= Critical graph =

Undirected graph

On the left-top a vertex critical graph with chromatic number 6; next all the N-1 subgraphs with chromatic number 5.

In graph theory, a critical graph is an undirected graph all of whose proper subgraphs have smaller chromatic number. In such a graph, every vertex or edge is a critical element, in the sense that its deletion would decrease the number of colors needed in a graph coloring of the given graph. Each time a single edge or vertex (along with its incident edges) is removed from a critical graph, the decrease in the number of colors needed to color that graph cannot be by more than one.

== Variations ==
A $k$-critical graph is a critical graph with chromatic number $k$. A graph $G$ with chromatic number $k$ is $k$-vertex-critical if each of its vertices is a critical element. Critical graphs are the minimal members in terms of chromatic number, which is a very important measure in graph theory.

Some properties of a $k$-critical graph $G$ with $n$ vertices and $m$ edges:
- $G$ has only one component.
- $G$ is finite (this is the De Bruijn–Erdős theorem).
- The minimum degree $\delta(G)$ obeys the inequality $\delta(G)\ge k-1$. That is, every vertex is adjacent to at least $k-1$ others. More strongly, $G$ is $(k-1)$-edge-connected.
- If $G$ is a regular graph with degree $k-1$, meaning every vertex is adjacent to exactly $k-1$ others, then $G$ is either the complete graph $K_k$ with $n=k$ vertices, or an odd-length cycle graph. This is Brooks' theorem.
- $2m\ge(k-1)n+k-3$.
- $2m\ge (k-1)n+(k-3)/(k^2-3)n$.
- Either $G$ may be decomposed into two smaller critical graphs, with an edge between every pair of vertices that includes one vertex from each of the two subgraphs, or $G$ has at least $2k-1$ vertices. More strongly, either $G$ has a decomposition of this type, or for every vertex $v$ of $G$ there is a $k$-coloring in which $v$ is the only vertex of its color and every other color class has at least two vertices.
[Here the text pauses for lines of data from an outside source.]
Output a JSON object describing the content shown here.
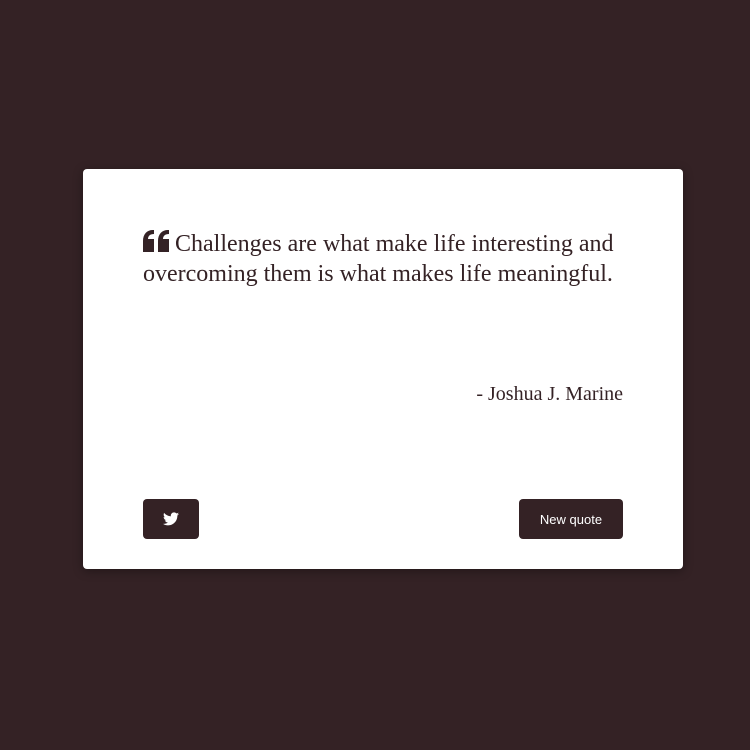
{
  "quote": {
    "text": "Challenges are what make life interesting and overcoming them is what makes life meaningful.",
    "author": "- Joshua J. Marine"
  },
  "buttons": {
    "new_quote_label": "New quote",
    "tweet_icon": "twitter-icon"
  },
  "colors": {
    "background": "#342225",
    "card": "#ffffff",
    "accent": "#342225"
  }
}
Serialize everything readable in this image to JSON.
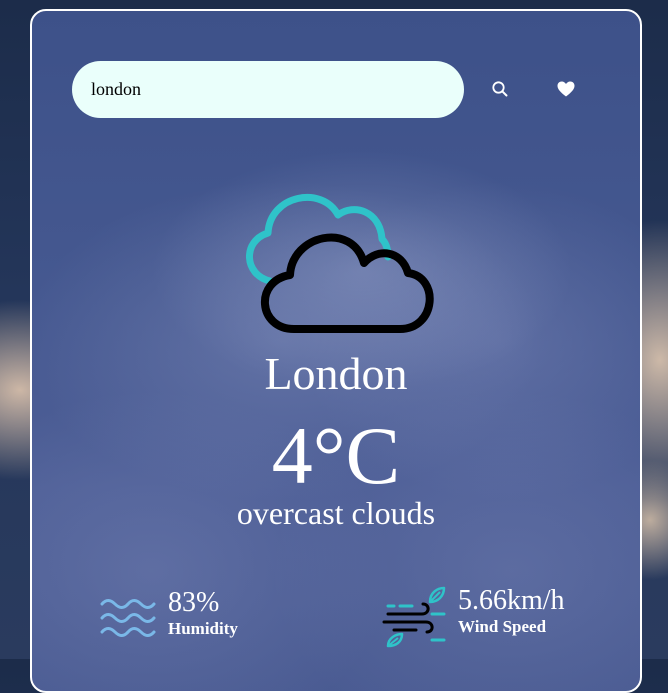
{
  "search": {
    "value": "london",
    "button_icon": "search-icon",
    "favorite_icon": "heart-icon"
  },
  "weather": {
    "icon": "cloudy-icon",
    "city": "London",
    "temperature": "4°C",
    "description": "overcast clouds"
  },
  "stats": {
    "humidity": {
      "value": "83%",
      "label": "Humidity",
      "icon": "humidity-waves-icon"
    },
    "wind": {
      "value": "5.66km/h",
      "label": "Wind Speed",
      "icon": "wind-icon"
    }
  },
  "colors": {
    "accent_teal": "#2fc3c9",
    "input_bg": "#eafffb",
    "humidity_blue": "#7ab8e8"
  }
}
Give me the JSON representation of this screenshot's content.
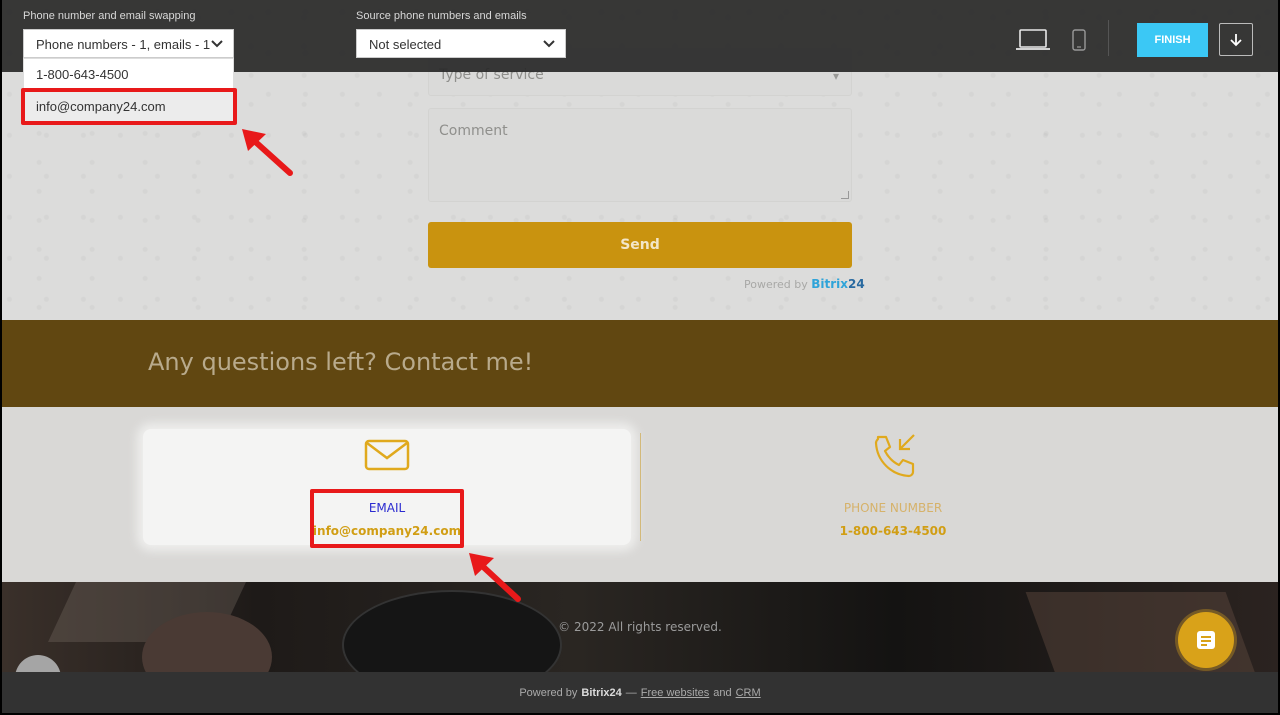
{
  "toolbar": {
    "swap_label": "Phone number and email swapping",
    "swap_value": "Phone numbers - 1, emails - 1",
    "source_label": "Source phone numbers and emails",
    "source_value": "Not selected",
    "dropdown_items": [
      "1-800-643-4500",
      "info@company24.com"
    ],
    "finish_label": "FINISH",
    "icons": [
      "laptop-icon",
      "phone-icon",
      "download-icon",
      "chevron-down-icon"
    ]
  },
  "form": {
    "type_placeholder": "Type of service",
    "comment_placeholder": "Comment",
    "send_label": "Send",
    "powered_prefix": "Powered by",
    "powered_brand": "Bitrix",
    "powered_brand_num": "24"
  },
  "banner": {
    "title": "Any questions left? Contact me!"
  },
  "contacts": {
    "email_label": "EMAIL",
    "email_value": "info@company24.com",
    "phone_label": "PHONE NUMBER",
    "phone_value": "1-800-643-4500",
    "colors": {
      "accent": "#d19e14",
      "email_label": "#2b2bd0",
      "highlight": "#e8191a"
    }
  },
  "footer": {
    "copyright": "© 2022 All rights reserved.",
    "powered_prefix": "Powered by",
    "brand": "Bitrix24",
    "dash": "—",
    "link1": "Free websites",
    "and": "and",
    "link2": "CRM"
  }
}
Graph $G$ is vertex-critical if and only if for every vertex $v$, there is an optimal proper coloring in which $v$ is a singleton color class.

As Hajós (1961) showed, every $k$-critical graph may be formed from a complete graph $K_k$ by combining the Hajós construction with an operation that identifies two non-adjacent vertices. The graphs formed in this way always require $k$ colors in any proper coloring.

A double-critical graph is a connected graph in which the deletion of any pair of adjacent vertices decreases the chromatic number by two. It is an open problem to determine whether $K_k$ is the only double-critical $k$-chromatic graph (as claimed by the Erdös-Lovász double critical conjecture).